Lara was in fact immediately reinstated, and was told to be back at work the following week. As for charges against the other dozen and the top administrator on the offender's face friends list ? None were charged. A check of the offender's open facebook account revealed people admitting to work for TDCJ are still listed as friends. All this has come up in a time where others have been selectively disciplined and terminated for even lessor offenses of the un-published TDCJ facebook/social media policy. TDCJ has admitted that they do not have a policy regarding use of social media, to include facebook, for review by employees or the general public. A TDCJ spokesperson stated in an official statement to the Backgate some weeks back that the TDCJ (unit level) does investigate any information that an employee may be engaged in a "relationship" with an offender either currently locked up or previously locked up on that unit but that it's not a regular occurrence and employees are not made to give up passwords to their accounts.

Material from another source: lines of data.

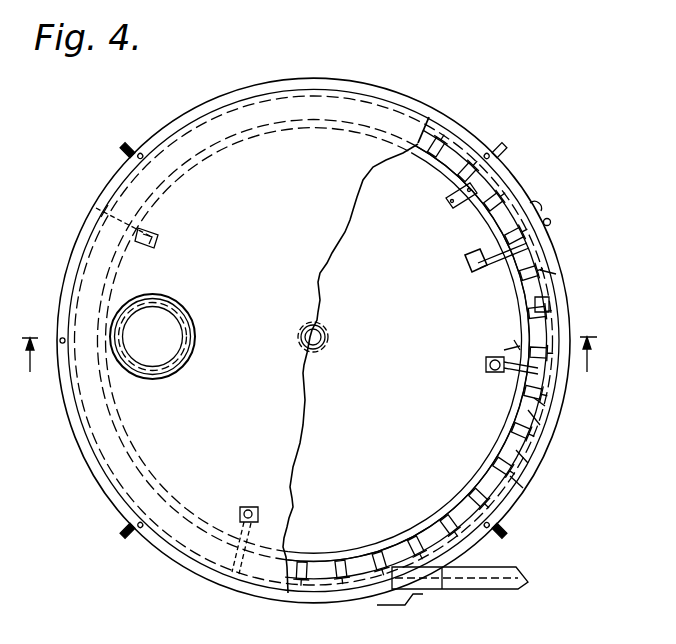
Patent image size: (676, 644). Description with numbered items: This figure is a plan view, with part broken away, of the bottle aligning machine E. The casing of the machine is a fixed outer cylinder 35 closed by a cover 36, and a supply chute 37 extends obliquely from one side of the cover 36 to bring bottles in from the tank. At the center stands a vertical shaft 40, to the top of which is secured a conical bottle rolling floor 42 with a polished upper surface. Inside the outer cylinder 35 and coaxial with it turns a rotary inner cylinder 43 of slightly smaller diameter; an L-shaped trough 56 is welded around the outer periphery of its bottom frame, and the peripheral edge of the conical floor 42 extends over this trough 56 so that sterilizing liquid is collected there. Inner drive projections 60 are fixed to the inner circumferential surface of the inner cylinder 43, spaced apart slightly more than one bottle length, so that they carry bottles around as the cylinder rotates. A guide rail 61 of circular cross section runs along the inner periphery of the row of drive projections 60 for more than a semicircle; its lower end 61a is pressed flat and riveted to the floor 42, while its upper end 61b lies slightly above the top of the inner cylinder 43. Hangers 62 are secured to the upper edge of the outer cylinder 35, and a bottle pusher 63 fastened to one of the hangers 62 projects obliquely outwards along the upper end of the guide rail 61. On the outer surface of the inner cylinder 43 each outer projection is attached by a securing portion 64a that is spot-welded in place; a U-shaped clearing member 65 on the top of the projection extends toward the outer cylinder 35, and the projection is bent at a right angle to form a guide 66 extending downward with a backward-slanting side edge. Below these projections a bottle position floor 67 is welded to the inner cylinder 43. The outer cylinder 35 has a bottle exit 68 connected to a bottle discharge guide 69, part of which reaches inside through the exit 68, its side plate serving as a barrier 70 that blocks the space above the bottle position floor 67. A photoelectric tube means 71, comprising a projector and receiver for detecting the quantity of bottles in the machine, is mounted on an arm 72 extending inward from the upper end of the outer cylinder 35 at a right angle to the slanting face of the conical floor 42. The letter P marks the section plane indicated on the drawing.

The fixed outer cylinder 35 is at (547, 265).
The cover 36 is at (250, 332).
The supply chute 37 is at (180, 312).
The vertical shaft 40 is at (320, 337).
The conical bottle rolling floor 42 is at (390, 312).
The rotary inner cylinder 43 is at (530, 418).
The trough 56 is at (540, 279).
The inner drive projections 60 is at (472, 487).
The guide rail 61 is at (426, 168).
The lower end of guide rail 61a is at (462, 209).
The upper end of guide rail 61b is at (517, 350).
The hangers 62 is at (163, 240).
The bottle pusher 63 is at (506, 353).
The securing portion of outer projection 64a is at (517, 483).
The U-shaped clearing member 65 is at (538, 402).
The guide 66 is at (520, 456).
The bottle position floor 67 is at (547, 306).
The bottle exit 68 is at (437, 576).
The bottle discharge guide 69 is at (497, 570).
The barrier 70 is at (378, 552).
The photoelectric tube means 71 is at (466, 266).
The arm 72 is at (500, 246).
The bottle aligning machine E is at (190, 100).
The section plane P is at (308, 366).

A statement that was either not very well investigated prior to being released, or in ignorance of whats really happening on the units. Over the past three months the Backgate has monitored the issues regarding facebook and found even more cases of harassment, selected enforcement, and odd punishments. Contrary to what TDCJ has stated publicly, units are still asking for employee social media passwords, and if you fail to hand them over you better look for another line of work. So what constitutes an act that comprises security anyway ? Who makes that determination, and is it consistent throughout the agency and apply to all ? Can we get a hard copy of a policy ? Facebook has
stated in the media this year that employers have no right to ask for employee passwords and went on to state " Don't do it unless you want to be sued."
Our stance, as well as hundreds of others out there who have emailed, is that although there are employees that are indeed using social media to interact with current or past offenders for malicious or illegal reasons, that all employees should not have their civil rights stripped away by any state agency due to a handful of rogue employees. TDCJ being a state agency that seems to always be teetering on the edge of a potential lawsuit of some kind anyway, and costing the Texas taxpayers millions that could assuredly be used for much more productive purposes.
Most of the inquiries made by administrators don't even seem to pertain to suspected employee/offender relationships but is a way to see what the employee is saying about the agency, or or it's administrators. Facebook itself has stated publicly that if your employer demands your private password they want to know about it. A statement from facebook makes it clear that it's a violation of their terms of service and a breach of computer security for passwords to be given out to employers or anyone else. State and
Federal Legislators plan to address the issue during the next Legislative session as have many other states have already done. When does a state agency cross the line ? Is it when they infiltrate your social media to see what your up to ? Or maybe when they storm into your personal residence to look for some missing keys you already said you didn't have ? More to come... see what top Texas Legislators and civil rights supporters have to say....
Note: Sgt. Lara did not supply first hand information for this story, he did not reply to our requests for interview. All information was extracted from the many pages of documentation received under the Texas Open Records Act and are available for review.